W Wenecji już tydzień trwa patrolowanie historycznego centrum miasta. Od 7 kwietnia powołana została tu specjalna drużyna strażników. Po co? Po to, żeby pilnować często niesfornych turystów, którzy nie szanują miasta i jego zabytków. Władze Wenecji chcą uniknąć nieprzyjemnych incydentów jak np. skoki do weneckich kanałów, opalanie się nago i pikniki w środku miasta.
Jak informuje turystyka.wp.pl, 11 strażników dobrych manier czuwa nad porządkiem w mieście aż do listopada w najbardziej newralgicznych i najczęściej odwiedzanych miejscach: w rejonie Placu Świętego Marka i mostu Rialto.
Strażnicy mają za zadanie oczywiście pouczać turystów, ale też udzielać im potrzebnych informacji.
Specjalne służby mają za zadanie dbanie o dobry wizerunek miasta i przypominanie turystom o jego wyjątkowości. W przypadku niestosownego zachowania przyjezdnych będą zawiadamiać służby porządkowe.

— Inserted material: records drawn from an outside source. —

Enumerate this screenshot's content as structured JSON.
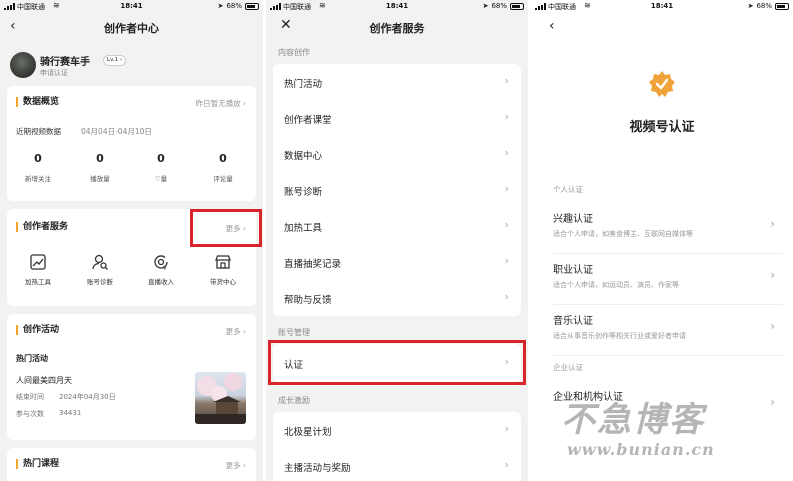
{
  "status": {
    "carrier": "中国联通",
    "time": "18:41",
    "battery": "68%"
  },
  "panel1": {
    "title": "创作者中心",
    "profile": {
      "name": "骑行赛车手",
      "level": "Lv.1",
      "level_arrow": "›",
      "sub": "申请认证"
    },
    "overview": {
      "title": "数据概览",
      "note": "昨日暂无播放 ›",
      "recent_label": "近期视频数据",
      "date_range": "04月04日-04月10日",
      "stats": [
        {
          "value": "0",
          "label": "新增关注"
        },
        {
          "value": "0",
          "label": "播放量"
        },
        {
          "value": "0",
          "label": "♡量"
        },
        {
          "value": "0",
          "label": "评论量"
        }
      ]
    },
    "services": {
      "title": "创作者服务",
      "more": "更多 ›",
      "items": [
        {
          "label": "加热工具",
          "icon": "chart-trend-icon"
        },
        {
          "label": "账号诊断",
          "icon": "person-search-icon"
        },
        {
          "label": "直播收入",
          "icon": "live-income-icon"
        },
        {
          "label": "带货中心",
          "icon": "store-icon"
        }
      ]
    },
    "activity": {
      "title": "创作活动",
      "more": "更多 ›",
      "hot": "热门活动",
      "name": "人间最美四月天",
      "end_label": "结束时间",
      "end_date": "2024年04月30日",
      "count_label": "参与次数",
      "count": "34431"
    },
    "courses": {
      "title": "热门课程",
      "more": "更多 ›"
    }
  },
  "panel2": {
    "title": "创作者服务",
    "groups": [
      {
        "label": "内容创作",
        "items": [
          "热门活动",
          "创作者课堂",
          "数据中心",
          "账号诊断",
          "加热工具",
          "直播抽奖记录",
          "帮助与反馈"
        ]
      },
      {
        "label": "账号管理",
        "items": [
          "认证"
        ]
      },
      {
        "label": "成长激励",
        "items": [
          "北极星计划",
          "主播活动与奖励"
        ]
      }
    ]
  },
  "panel3": {
    "title": "视频号认证",
    "personal_label": "个人认证",
    "personal": [
      {
        "title": "兴趣认证",
        "desc": "适合个人申请，如美食博主、互联网自媒体等"
      },
      {
        "title": "职业认证",
        "desc": "适合个人申请，如运动员、演员、作家等"
      },
      {
        "title": "音乐认证",
        "desc": "适合从事音乐创作等相关行业或爱好者申请"
      }
    ],
    "org_label": "企业认证",
    "org": [
      {
        "title": "企业和机构认证",
        "desc": ""
      }
    ]
  },
  "watermark": {
    "brand": "不急博客",
    "url": "www.bunian.cn"
  },
  "colors": {
    "accent": "#f4a52a",
    "highlight": "#d9252a",
    "badge": "#f0a33a"
  }
}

Władze Wenecji od dawna myślą jak sobie radzić z niesfornymi turystami. A tych tu nie brakuje. Piękna architektura, romantyczne kanały i południowy klimat – to wszystko sprawia, że miasto ma co raz większy problem z natłokiem turystów. Latem 2017 roku rozpoczęto nawet kampanię #EnjoyRespectVenezia służącą edukacji odwiedzających miasto.